Similarly if a young man is pursuing truth, and suddenly stumbles on God; he may allow God’s spirit into his soul. Jung in Archetypes and the Collective Unconscious, says that in the depths of our Psyche we all have the entire inheritance of the whole human race. Most of us are unaware of this privilege, because this enormous inheritance is pure potential, and does nothing to influence our response to its presence. But there, whether we like it or not, says Jung, in the depths of our Psyche is the archetype or image of God, rather like the anima in man but deeper and more frightening. But again something is needed to bring it alive, or one’s image of God remains anthropomorphic, and cannot be anything else. And the thing needed to bring it alive is of course God’s own spirit, as with a woman. Hence the same difficulty of getting rid of God, once you have let him into your soul, as there is in changing women. You think you are being false to yourself. And however many lies you tell other people, few people like lying to themselves, unless they have to.

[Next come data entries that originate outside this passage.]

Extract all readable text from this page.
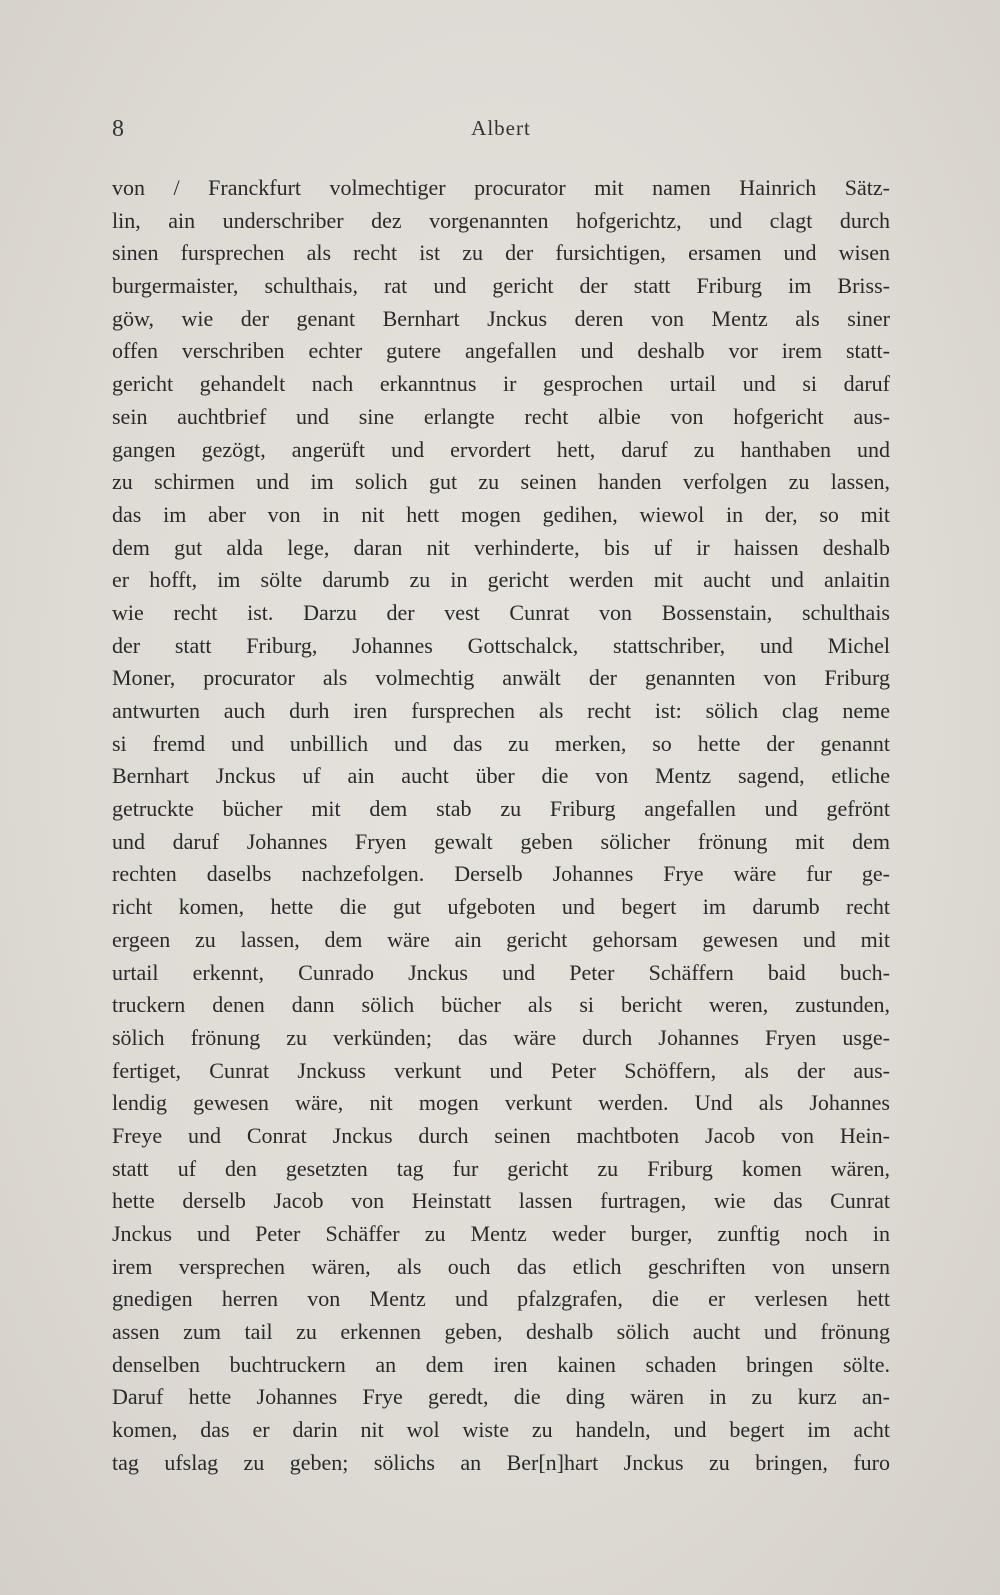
8	Albert
von / Franckfurt volmechtiger procurator mit namen Hainrich Sätz-
lin, ain underschriber dez vorgenannten hofgerichtz, und clagt durch
sinen fursprechen als recht ist zu der fursichtigen, ersamen und wisen
burgermaister, schulthais, rat und gericht der statt Friburg im Briss-
göw, wie der genant Bernhart Jnckus deren von Mentz als siner
offen verschriben echter gutere angefallen und deshalb vor irem statt-
gericht gehandelt nach erkanntnus ir gesprochen urtail und si daruf
sein auchtbrief und sine erlangte recht albie von hofgericht aus-
gangen gezögt, angerüft und ervordert hett, daruf zu hanthaben und
zu schirmen und im solich gut zu seinen handen verfolgen zu lassen,
das im aber von in nit hett mogen gedihen, wiewol in der, so mit
dem gut alda lege, daran nit verhinderte, bis uf ir haissen deshalb
er hofft, im sölte darumb zu in gericht werden mit aucht und anlaitin
wie recht ist. Darzu der vest Cunrat von Bossenstain, schulthais
der statt Friburg, Johannes Gottschalck, stattschriber, und Michel
Moner, procurator als volmechtig anwält der genannten von Friburg
antwurten auch durh iren fursprechen als recht ist: sölich clag neme
si fremd und unbillich und das zu merken, so hette der genannt
Bernhart Jnckus uf ain aucht über die von Mentz sagend, etliche
getruckte bücher mit dem stab zu Friburg angefallen und gefrönt
und daruf Johannes Fryen gewalt geben sölicher frönung mit dem
rechten daselbs nachzefolgen. Derselb Johannes Frye wäre fur ge-
richt komen, hette die gut ufgeboten und begert im darumb recht
ergeen zu lassen, dem wäre ain gericht gehorsam gewesen und mit
urtail erkennt, Cunrado Jnckus und Peter Schäffern baid buch-
truckern denen dann sölich bücher als si bericht weren, zustunden,
sölich frönung zu verkünden; das wäre durch Johannes Fryen usge-
fertiget, Cunrat Jnckuss verkunt und Peter Schöffern, als der aus-
lendig gewesen wäre, nit mogen verkunt werden. Und als Johannes
Freye und Conrat Jnckus durch seinen machtboten Jacob von Hein-
statt uf den gesetzten tag fur gericht zu Friburg komen wären,
hette derselb Jacob von Heinstatt lassen furtragen, wie das Cunrat
Jnckus und Peter Schäffer zu Mentz weder burger, zunftig noch in
irem versprechen wären, als ouch das etlich geschriften von unsern
gnedigen herren von Mentz und pfalzgrafen, die er verlesen hett
assen zum tail zu erkennen geben, deshalb sölich aucht und frönung
denselben buchtruckern an dem iren kainen schaden bringen sölte.
Daruf hette Johannes Frye geredt, die ding wären in zu kurz an-
komen, das er darin nit wol wiste zu handeln, und begert im acht
tag ufslag zu geben; sölichs an Ber[n]hart Jnckus zu bringen, furo
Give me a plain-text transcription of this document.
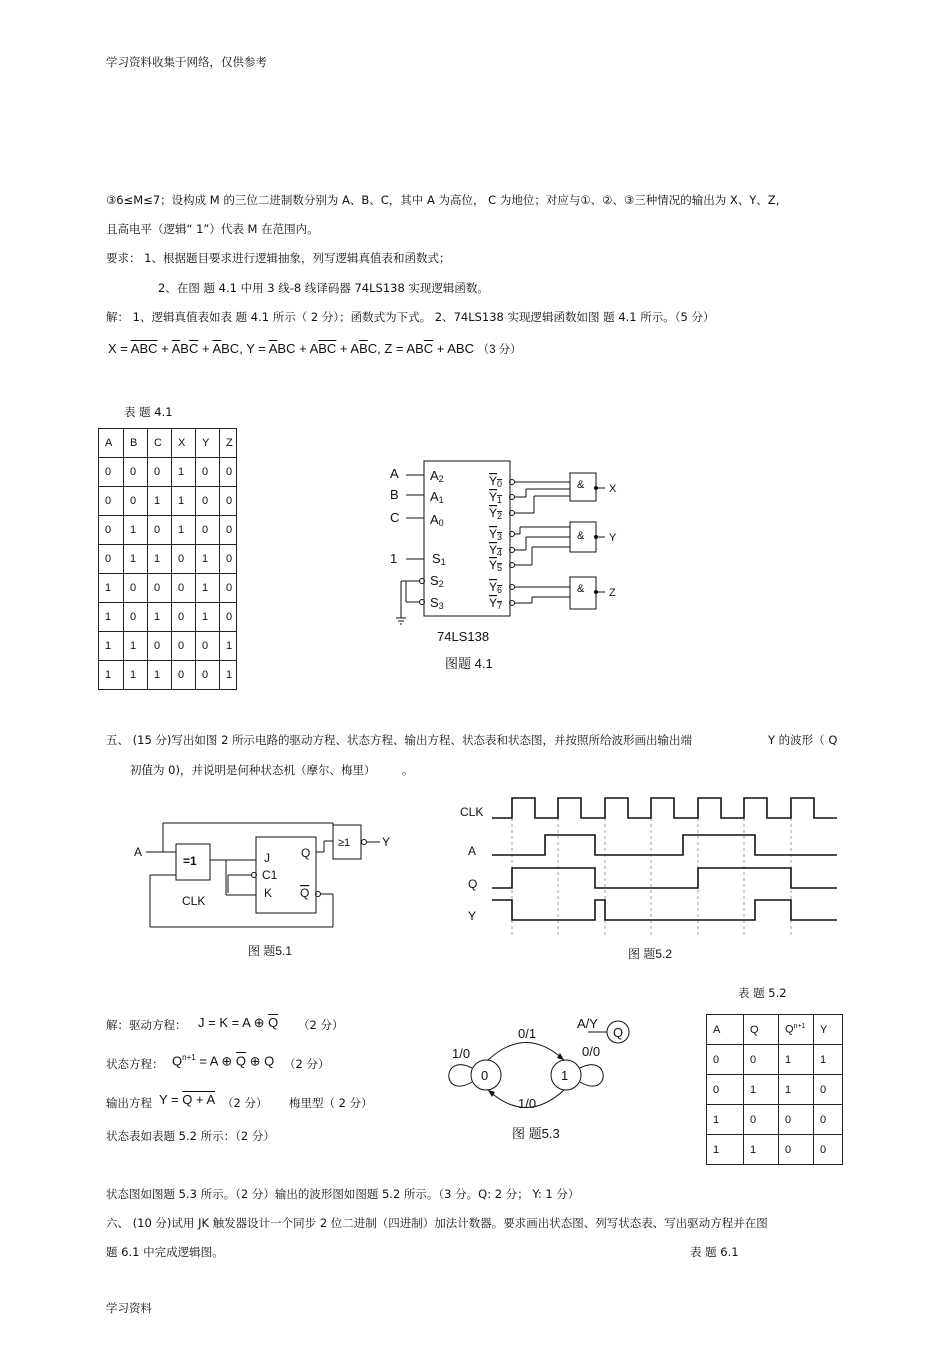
学习资料收集于网络，仅供参考
③6≤M≤7；设构成 M 的三位二进制数分别为 A、B、C，其中 A 为高位， C 为地位；对应与①、②、③三种情况的输出为 X、Y、Z,
且高电平（逻辑“ 1”）代表 M 在范围内。
要求： 1、根据题目要求进行逻辑抽象，列写逻辑真值表和函数式；
2、在图 题 4.1 中用 3 线-8 线译码器 74LS138 实现逻辑函数。
解： 1、逻辑真值表如表 题 4.1 所示（ 2 分）；函数式为下式。 2、74LS138 实现逻辑函数如图 题 4.1 所示。（5 分）
$X = \overline{A}\overline{B}\overline{C} + \overline{A}B\overline{C} + \overline{A}BC$, $Y = \overline{A}BC + A\overline{B}\overline{C} + A\overline{B}C$, $Z = AB\overline{C}$ + ABC （3 分）
表 题 4.1
A	B	C	X	Y	Z
0	0	0	1	0	0
0	0	1	1	0	0
0	1	0	1	0	0
0	1	1	0	1	0
1	0	0	0	1	0
1	0	1	0	1	0
1	1	0	0	0	1
1	1	1	0	0	1
A
B
C
1
A2
A1
A0
S1
S2
S3
Y0
Y1
Y2
Y3
Y4
Y5
Y6
Y7
&
&
&
X
Y
Z
74LS138
图题 4.1
五、 (15 分)写出如图 2 所示电路的驱动方程、状态方程、输出方程、状态表和状态图，并按照所给波形画出输出端	Y 的波形（ Q
初值为 0)，并说明是何种状态机（摩尔、梅里） 。
A
=1
CLK
J
C1
K
Q
Q
≥1	Y
图 题5.1
CLK
A
Q
Y
图 题5.2
解：驱动方程： J = K = A ⊕ $\overline{Q}$ （2 分）
状态方程： $Q^{n+1} = A$ ⊕ $\overline{Q}$ ⊕ Q （2 分）
输出方程 Y = Q + A （2 分） 梅里型（ 2 分）
状态表如表题 5.2 所示：（2 分）
0	1
0/1
1/0	0/0
1/0
A/Y
Q
图 题5.3
表 题 5.2
A	Q	$Q^{n+1}$	Y
0	0	1	1
0	1	1	0
1	0	0	0
1	1	0	0
状态图如图题 5.3 所示。（2 分）输出的波形图如图题 5.2 所示。（3 分。Q: 2 分； Y: 1 分）
六、 (10 分)试用 JK 触发器设计一个同步 2 位二进制（四进制）加法计数器。要求画出状态图、列写状态表、写出驱动方程并在图
题 6.1 中完成逻辑图。	表 题 6.1
学习资料
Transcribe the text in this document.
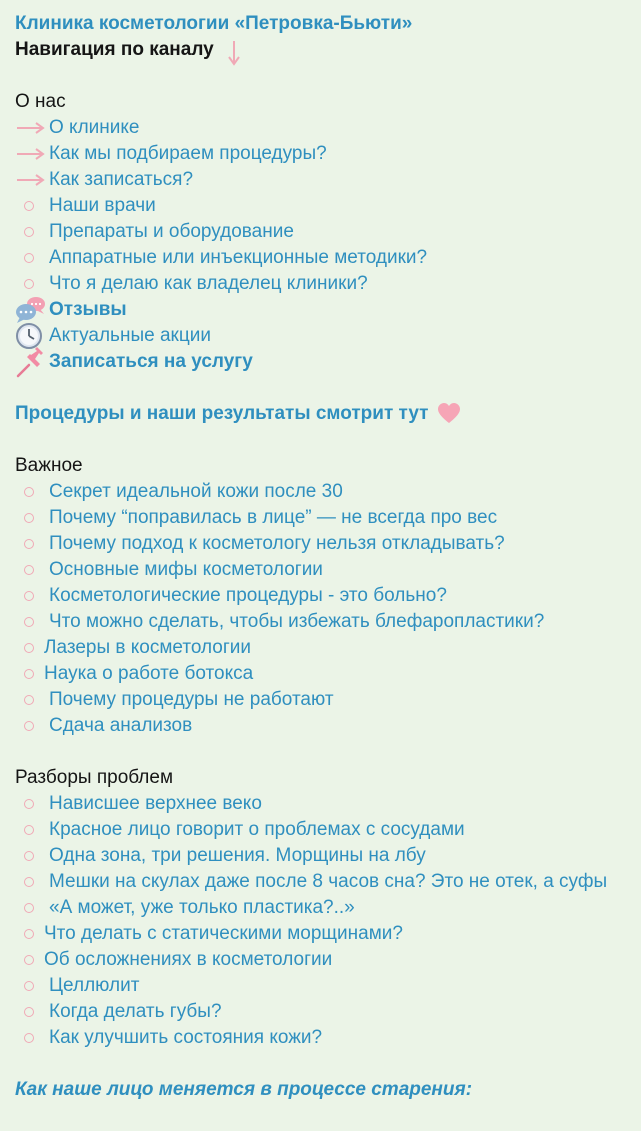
Клиника косметологии «Петровка-Бьюти»
Навигация по каналу
О нас
О клинике
Как мы подбираем процедуры?
Как записаться?
Наши врачи
Препараты и оборудование
Аппаратные или инъекционные методики?
Что я делаю как владелец клиники?
Отзывы
Актуальные акции
Записаться на услугу
Процедуры и наши результаты смотрит тут
Важное
Секрет идеальной кожи после 30
Почему “поправилась в лице” — не всегда про вес
Почему подход к косметологу нельзя откладывать?
Основные мифы косметологии
Косметологические процедуры - это больно?
Что можно сделать, чтобы избежать блефаропластики?
Лазеры в косметологии
Наука о работе ботокса
Почему процедуры не работают
Сдача анализов
Разборы проблем
Нависшее верхнее веко
Красное лицо говорит о проблемах с сосудами
Одна зона, три решения. Морщины на лбу
Мешки на скулах даже после 8 часов сна? Это не отек, а суфы
«А может, уже только пластика?..»
Что делать с статическими морщинами?
Об осложнениях в косметологии
Целлюлит
Когда делать губы?
Как улучшить состояния кожи?
Как наше лицо меняется в процессе старения:
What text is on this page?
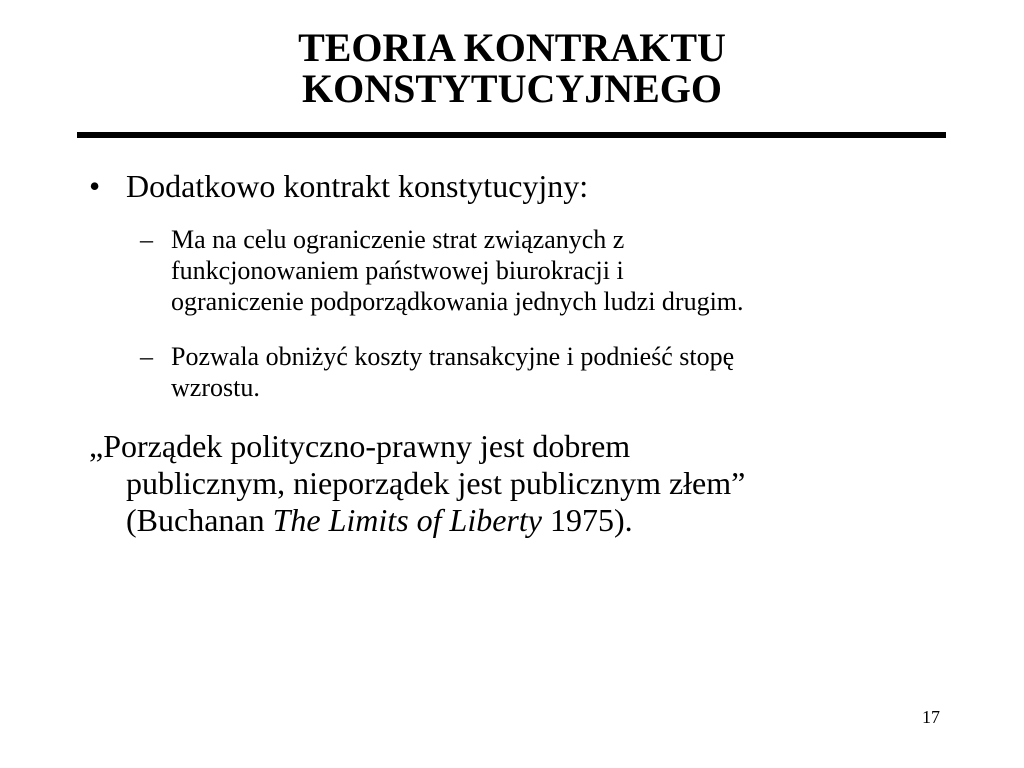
TEORIA KONTRAKTU
KONSTYTUCYJNEGO
• Dodatkowo kontrakt konstytucyjny:
– Ma na celu ograniczenie strat związanych z
funkcjonowaniem państwowej biurokracji i
ograniczenie podporządkowania jednych ludzi drugim.
– Pozwala obniżyć koszty transakcyjne i podnieść stopę
wzrostu.
„Porządek polityczno-prawny jest dobrem
publicznym, nieporządek jest publicznym złem”
(Buchanan The Limits of Liberty 1975).
17
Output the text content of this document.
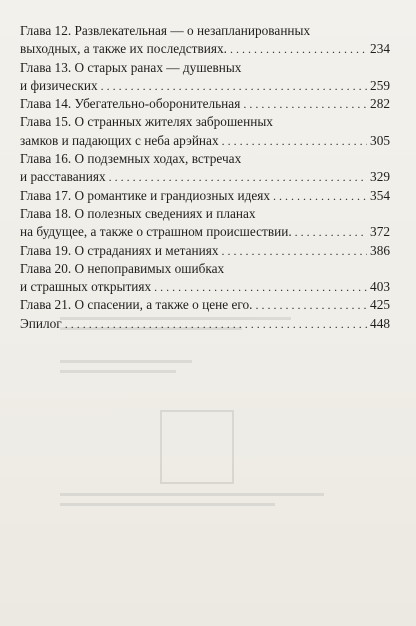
Глава 12. Развлекательная — о незапланированных
выходных, а также их последствиях. . . .	234
Глава 13. О старых ранах — душевных
и физических . . .	259
Глава 14. Убегательно-оборонительная . . .	282
Глава 15. О странных жителях заброшенных
замков и падающих с неба арэйнах . . .	305
Глава 16. О подземных ходах, встречах
и расставаниях . . .	329
Глава 17. О романтике и грандиозных идеях . . .	354
Глава 18. О полезных сведениях и планах
на будущее, а также о страшном происшествии. . . .	372
Глава 19. О страданиях и метаниях . . .	386
Глава 20. О непоправимых ошибках
и страшных открытиях . . .	403
Глава 21. О спасении, а также о цене его. . . .	425
Эпилог . . .	448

But is the archetype or image of God in the depths of the Psyche true, or only make-belief and fantasy? Well the best argument for a Creator is creation. And the best argument for the archetype being real, and not fantasy, is that it is there. Why on earth should the whole human race have the same fantasy? Much easier to credit the whole human race with having something of the spirit of the same God, within them. Quite easy to ignore this spirit; not so easy to prevent his emerging at unwanted moments. And he does not always emerge as a vision of the beatific Godhead; but like any rejected lover, he may appear as paranoid obsession, loss of confidence, the worship of absurd shibboleths, and finally madness. God has many ways of teaching men that it is unwise to try to live without Him.
Now Jesus will have had the same archetypal image of God, as everyone else. Only his response was different. There was a generosity in his nature which did not seek to lead his own little life of domestic happiness in Nazareth, if his vocation led him elsewhere. And by all accounts it did led him elsewhere. It led to a profound knowledge of God, such as few mystics have attained; yet at the same time to a dynamic power, which no mystic ever seems to have had; and which persuaded the Authorities at the time that it was either his world or theirs. Either they had to destroy him; or by his magnetic hold over men he would destroy them. There could be no compromise, neither on their part, nor his. Once he had discovered that he had the power of healing, and used it frequently, once he had let God into his life to that extent, it was impossible for him to turn back. Even in Gethsemane, it will have been Jesus who gave the answer to his own prayer. It was not the God, whom he called “Father”, who drove him remorselessly on; it was he who drove himself remorselessly on. In any real crisis we have to answer our own prayers. Hence the need to speak and act with authority.